The skill requires full trust in Emotion Machine's security practices, privacy policy, and continued operation of claw-messenger.onrender.com on the render.com platform. A service compromise, acquisition, or policy change would expose all historical and future agent message content. No self-hosted deployment option is offered.

LOW Agent-initiated unsolicited contact on verification step -5

Verification step Option A instructs the agent to proactively send a test message to the user's phone number. This constitutes agent-initiated unsolicited outbound contact that the user may not have explicitly requested during the current session.
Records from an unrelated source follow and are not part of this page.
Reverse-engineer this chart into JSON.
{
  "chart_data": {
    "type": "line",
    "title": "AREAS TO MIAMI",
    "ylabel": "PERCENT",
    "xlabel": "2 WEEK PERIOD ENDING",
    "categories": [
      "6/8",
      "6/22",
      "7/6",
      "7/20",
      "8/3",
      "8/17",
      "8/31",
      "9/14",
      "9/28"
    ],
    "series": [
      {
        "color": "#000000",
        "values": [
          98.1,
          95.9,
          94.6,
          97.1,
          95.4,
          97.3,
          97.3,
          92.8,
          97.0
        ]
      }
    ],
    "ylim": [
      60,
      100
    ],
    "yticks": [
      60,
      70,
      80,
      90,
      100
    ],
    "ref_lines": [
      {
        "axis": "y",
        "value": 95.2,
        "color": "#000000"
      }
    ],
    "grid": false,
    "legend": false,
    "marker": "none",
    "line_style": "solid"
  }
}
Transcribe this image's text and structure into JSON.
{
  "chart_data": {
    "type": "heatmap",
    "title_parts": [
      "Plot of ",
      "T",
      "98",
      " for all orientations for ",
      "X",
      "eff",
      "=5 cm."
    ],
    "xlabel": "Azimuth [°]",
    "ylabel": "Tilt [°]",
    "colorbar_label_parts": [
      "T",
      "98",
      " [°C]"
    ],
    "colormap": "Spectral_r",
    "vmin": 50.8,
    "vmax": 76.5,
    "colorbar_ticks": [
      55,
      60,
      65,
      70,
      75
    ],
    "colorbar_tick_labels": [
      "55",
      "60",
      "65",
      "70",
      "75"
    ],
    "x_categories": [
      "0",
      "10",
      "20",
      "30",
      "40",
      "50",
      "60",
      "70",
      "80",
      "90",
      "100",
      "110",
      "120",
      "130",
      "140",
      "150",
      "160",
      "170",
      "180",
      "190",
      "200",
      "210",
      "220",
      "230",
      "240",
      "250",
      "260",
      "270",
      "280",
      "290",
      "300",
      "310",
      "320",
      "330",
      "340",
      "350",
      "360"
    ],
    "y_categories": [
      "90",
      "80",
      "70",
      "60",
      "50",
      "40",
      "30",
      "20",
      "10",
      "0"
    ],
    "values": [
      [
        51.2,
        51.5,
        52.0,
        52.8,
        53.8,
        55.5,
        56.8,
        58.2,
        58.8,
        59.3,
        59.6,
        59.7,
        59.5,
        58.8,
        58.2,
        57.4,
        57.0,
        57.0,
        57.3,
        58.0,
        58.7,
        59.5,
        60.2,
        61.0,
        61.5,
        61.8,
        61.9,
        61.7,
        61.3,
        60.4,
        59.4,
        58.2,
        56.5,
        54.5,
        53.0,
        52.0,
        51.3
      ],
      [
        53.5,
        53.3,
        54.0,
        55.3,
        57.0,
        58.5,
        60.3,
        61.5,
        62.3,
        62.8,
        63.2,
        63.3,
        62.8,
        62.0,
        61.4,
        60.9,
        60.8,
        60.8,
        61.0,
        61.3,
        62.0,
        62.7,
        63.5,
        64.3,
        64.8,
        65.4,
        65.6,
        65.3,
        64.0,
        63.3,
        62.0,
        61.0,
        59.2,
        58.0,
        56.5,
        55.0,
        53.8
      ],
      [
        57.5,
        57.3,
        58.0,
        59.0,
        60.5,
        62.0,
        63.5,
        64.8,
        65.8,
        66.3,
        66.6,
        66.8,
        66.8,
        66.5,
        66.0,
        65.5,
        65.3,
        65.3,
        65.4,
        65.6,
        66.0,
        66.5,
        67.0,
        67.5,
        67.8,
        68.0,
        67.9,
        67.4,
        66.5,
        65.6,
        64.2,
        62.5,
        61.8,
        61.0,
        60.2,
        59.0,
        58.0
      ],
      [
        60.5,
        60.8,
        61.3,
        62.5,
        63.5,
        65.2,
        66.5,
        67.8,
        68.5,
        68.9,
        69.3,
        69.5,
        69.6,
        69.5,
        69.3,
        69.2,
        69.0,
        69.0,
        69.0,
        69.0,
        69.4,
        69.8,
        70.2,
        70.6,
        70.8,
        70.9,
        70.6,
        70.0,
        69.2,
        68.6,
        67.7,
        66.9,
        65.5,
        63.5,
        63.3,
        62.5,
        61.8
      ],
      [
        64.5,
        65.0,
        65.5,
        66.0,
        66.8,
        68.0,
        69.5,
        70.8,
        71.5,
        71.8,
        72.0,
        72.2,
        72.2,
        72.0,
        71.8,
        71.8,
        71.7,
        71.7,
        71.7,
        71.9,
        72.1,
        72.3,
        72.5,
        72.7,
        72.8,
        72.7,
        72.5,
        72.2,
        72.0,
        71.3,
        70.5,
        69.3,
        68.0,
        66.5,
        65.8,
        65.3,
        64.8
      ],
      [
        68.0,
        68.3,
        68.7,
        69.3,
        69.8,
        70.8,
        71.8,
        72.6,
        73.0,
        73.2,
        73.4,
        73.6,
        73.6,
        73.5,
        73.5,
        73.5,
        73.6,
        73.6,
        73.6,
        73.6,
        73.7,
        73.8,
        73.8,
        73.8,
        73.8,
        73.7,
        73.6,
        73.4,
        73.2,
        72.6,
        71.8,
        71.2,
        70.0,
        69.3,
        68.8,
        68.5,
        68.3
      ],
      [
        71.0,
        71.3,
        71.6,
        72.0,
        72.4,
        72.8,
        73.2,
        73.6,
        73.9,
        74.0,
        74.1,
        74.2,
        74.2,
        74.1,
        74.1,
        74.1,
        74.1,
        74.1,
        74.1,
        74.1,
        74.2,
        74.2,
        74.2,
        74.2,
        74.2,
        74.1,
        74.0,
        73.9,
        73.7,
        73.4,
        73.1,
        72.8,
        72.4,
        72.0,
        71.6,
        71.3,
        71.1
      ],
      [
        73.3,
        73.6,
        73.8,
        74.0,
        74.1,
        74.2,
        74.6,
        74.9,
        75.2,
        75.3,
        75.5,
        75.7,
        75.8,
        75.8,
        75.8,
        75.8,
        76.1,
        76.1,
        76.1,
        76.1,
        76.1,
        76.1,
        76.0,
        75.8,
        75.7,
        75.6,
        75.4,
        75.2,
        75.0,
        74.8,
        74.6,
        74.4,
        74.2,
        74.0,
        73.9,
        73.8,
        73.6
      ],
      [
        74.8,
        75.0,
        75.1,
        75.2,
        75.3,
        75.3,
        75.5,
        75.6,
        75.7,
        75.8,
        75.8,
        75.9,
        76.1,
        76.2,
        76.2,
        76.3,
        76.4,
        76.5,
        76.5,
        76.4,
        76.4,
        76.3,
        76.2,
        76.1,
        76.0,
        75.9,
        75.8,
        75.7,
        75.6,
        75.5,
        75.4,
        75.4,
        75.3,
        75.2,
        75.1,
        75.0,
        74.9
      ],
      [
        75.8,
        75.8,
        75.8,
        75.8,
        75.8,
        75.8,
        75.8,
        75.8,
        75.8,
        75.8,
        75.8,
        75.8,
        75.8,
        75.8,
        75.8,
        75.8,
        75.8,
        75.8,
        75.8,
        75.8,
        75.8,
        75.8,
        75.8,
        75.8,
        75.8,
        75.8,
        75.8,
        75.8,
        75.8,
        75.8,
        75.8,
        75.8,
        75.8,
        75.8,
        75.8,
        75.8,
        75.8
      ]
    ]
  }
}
LOW API key stored in plaintext local config -5

The live API key is written in plaintext to .openclaw.json under channels.claw-messenger.apiKey. Any other process, skill, or user with filesystem read access can retrieve this key and potentially send messages or interact with the Emotion Machine API impersonating the user.

INFO Canary file reads detected — attributed to monitoring infrastructure -15

Read-only accesses to honeypot files (.env, .ssh/id_rsa, .aws/credentials, .npmrc, .docker/config.json, gcloud credentials) occurred at 10:55:52 (before git clone began) and 10:56:12 (after install completed). Timing analysis indicates these accesses are consistent with oathe monitoring baseline checks rather than skill-initiated activity. All files had CLOSE_NOWRITE access mode and were reported intact. No exfiltration network path was correlated with these reads.

INFO Clean clone — only expected GitHub connection -12

The git clone process connected only to github.com (140.82.121.4:443) as expected. Pre-existing Ubuntu/Canonical connections (185.125.x.x:443) were present in the monitoring window but are unrelated to the skill and did not persist after the audit window. No new persistent connections were established by the install.